Infinite scroll is also an intuitive design choice when the main action of users is to casually flip through a social media feed. In this context, the timeliness of information is paramount, and each bit of information is of relatively equal importance. And there’s always a new update.
“If you were to paginate that information, it wouldn’t really make any sense,” Guiney said. “By the time you go to page two, the page one results are there.” That makes infinite scroll — rather than pagination — a natural fit for social feeds, contexts where users typically don’t have a specific goal in mind.
Infinite scroll may also work well for chat-style applications, like texting or Slack, where users generally don’t have to locate specific messages or worry about seeing everything. “Those are really just moments in time, you’re dipping in and dipping out,” Roselli said.
Tips for Making Infinite Scroll Better
It’s almost always the case that designers will want to avoid infinite scroll. But if they are determined to use it, Roselli said they should keep a few things in mind.
Don’t Place Content After the Infinite Scroll
Sticking a website footer beneath a sea of endlessly loading content saddles users with a Sisyphean task. They’ll get angry with you for this. And rightly so.
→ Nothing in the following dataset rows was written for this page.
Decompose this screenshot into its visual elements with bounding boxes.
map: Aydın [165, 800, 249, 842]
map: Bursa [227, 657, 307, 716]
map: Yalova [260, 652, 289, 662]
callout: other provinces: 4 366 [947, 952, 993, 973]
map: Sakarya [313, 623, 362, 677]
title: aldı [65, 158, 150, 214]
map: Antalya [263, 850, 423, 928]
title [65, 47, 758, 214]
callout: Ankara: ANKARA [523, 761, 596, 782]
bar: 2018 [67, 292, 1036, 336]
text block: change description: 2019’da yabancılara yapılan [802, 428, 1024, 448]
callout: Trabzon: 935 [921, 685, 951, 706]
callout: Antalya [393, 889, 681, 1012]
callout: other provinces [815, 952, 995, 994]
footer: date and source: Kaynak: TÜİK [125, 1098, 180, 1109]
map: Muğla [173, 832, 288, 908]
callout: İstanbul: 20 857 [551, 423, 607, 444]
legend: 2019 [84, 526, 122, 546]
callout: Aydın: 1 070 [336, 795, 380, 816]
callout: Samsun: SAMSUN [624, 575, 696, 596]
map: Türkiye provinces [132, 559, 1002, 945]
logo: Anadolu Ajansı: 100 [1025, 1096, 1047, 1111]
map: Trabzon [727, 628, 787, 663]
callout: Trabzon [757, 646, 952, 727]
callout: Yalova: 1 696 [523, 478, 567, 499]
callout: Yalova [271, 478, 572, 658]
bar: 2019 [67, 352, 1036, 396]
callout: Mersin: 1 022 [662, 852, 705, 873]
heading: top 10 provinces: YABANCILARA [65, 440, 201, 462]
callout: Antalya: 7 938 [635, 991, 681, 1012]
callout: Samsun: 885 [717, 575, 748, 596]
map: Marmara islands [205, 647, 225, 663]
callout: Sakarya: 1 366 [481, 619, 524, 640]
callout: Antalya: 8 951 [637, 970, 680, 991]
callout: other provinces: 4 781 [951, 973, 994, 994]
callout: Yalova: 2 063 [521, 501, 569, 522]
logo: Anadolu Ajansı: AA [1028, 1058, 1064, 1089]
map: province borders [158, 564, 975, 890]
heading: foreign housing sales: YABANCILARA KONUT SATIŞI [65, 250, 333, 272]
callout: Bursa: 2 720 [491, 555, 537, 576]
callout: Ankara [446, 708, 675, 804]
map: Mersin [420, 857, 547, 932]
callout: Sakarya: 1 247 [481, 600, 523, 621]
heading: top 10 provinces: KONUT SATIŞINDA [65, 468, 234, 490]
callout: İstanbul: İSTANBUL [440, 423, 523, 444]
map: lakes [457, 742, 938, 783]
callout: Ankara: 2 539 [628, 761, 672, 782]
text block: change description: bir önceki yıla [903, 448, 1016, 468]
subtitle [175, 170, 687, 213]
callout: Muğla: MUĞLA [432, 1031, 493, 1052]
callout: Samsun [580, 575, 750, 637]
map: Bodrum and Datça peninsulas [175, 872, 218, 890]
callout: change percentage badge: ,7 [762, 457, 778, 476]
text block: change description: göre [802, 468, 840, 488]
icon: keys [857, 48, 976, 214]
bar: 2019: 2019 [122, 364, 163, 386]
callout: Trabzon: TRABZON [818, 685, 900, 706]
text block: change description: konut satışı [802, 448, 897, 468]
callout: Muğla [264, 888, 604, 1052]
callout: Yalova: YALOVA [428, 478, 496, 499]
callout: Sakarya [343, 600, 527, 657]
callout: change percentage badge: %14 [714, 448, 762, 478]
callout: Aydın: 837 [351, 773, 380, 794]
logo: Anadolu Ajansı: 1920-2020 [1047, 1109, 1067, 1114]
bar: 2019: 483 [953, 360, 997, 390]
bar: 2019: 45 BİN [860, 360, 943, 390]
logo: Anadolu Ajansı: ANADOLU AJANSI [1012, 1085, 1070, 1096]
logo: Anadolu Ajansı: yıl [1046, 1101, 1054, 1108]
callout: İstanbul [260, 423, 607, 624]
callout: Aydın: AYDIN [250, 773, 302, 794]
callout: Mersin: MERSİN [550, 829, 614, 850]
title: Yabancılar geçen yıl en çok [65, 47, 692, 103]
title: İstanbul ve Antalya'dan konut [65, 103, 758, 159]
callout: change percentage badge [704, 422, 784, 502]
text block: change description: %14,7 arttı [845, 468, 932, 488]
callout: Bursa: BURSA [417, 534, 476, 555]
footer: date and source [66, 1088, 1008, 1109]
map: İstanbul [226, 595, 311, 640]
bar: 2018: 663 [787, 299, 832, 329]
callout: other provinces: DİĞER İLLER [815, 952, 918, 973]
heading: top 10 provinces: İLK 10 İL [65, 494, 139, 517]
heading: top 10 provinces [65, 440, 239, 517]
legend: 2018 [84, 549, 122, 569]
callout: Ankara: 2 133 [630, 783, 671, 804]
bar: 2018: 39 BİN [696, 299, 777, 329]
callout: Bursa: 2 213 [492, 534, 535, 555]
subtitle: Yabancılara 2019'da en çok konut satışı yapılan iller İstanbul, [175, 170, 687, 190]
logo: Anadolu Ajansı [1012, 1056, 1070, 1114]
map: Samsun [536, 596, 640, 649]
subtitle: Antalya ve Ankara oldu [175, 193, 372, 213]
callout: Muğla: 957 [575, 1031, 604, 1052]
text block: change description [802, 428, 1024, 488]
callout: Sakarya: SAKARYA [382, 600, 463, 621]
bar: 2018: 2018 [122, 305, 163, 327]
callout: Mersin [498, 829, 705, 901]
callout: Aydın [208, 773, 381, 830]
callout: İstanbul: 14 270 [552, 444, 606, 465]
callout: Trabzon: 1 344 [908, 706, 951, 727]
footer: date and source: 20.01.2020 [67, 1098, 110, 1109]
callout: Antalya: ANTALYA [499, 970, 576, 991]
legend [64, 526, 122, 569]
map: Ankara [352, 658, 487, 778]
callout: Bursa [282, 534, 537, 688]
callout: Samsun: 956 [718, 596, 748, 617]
Put important information in an easy-to-reach place.
When a User Hits the ‘Back’ Button, Let Them Return to the Exact Same Place
There’s nothing more frustrating than losing your place and having to scroll through the same content just to get back to where you left off. Code it on the back end to let users return to where they were.
Offer the Ability to Jump Ahead
Don’t make your users waste time by scrolling through content they know they don’t need in order to get to the stuff they’re looking for. Include buttons to let them skip to a certain letter or number.
Make It Work for Keyboard-Only Users
Build and test your infinite scroll in such a way that keyboard-only users and people who use screen readers can experience your page as intended. They shouldn’t have to hit the “tab” button a hundred times to get where they need to go. The solution may be to include an option to switch off infinite scroll, and enable users to use pagination or load-more buttons if they wish.
Test It First
“Before burning time on writing the code, figure out what problem you’re trying to solve,” Roselli said. If designers want to increase time on site and lower bounce rates, for example, they should prototype it, test it on a good cross-section of users (including users with disabilities) and see if the design actually supports the goal.
Whatever route a designer ultimately decides to take — infinite scroll, load-more buttons, pagination, or even just a search bar — testing it out first and gathering user feedback is the most important step.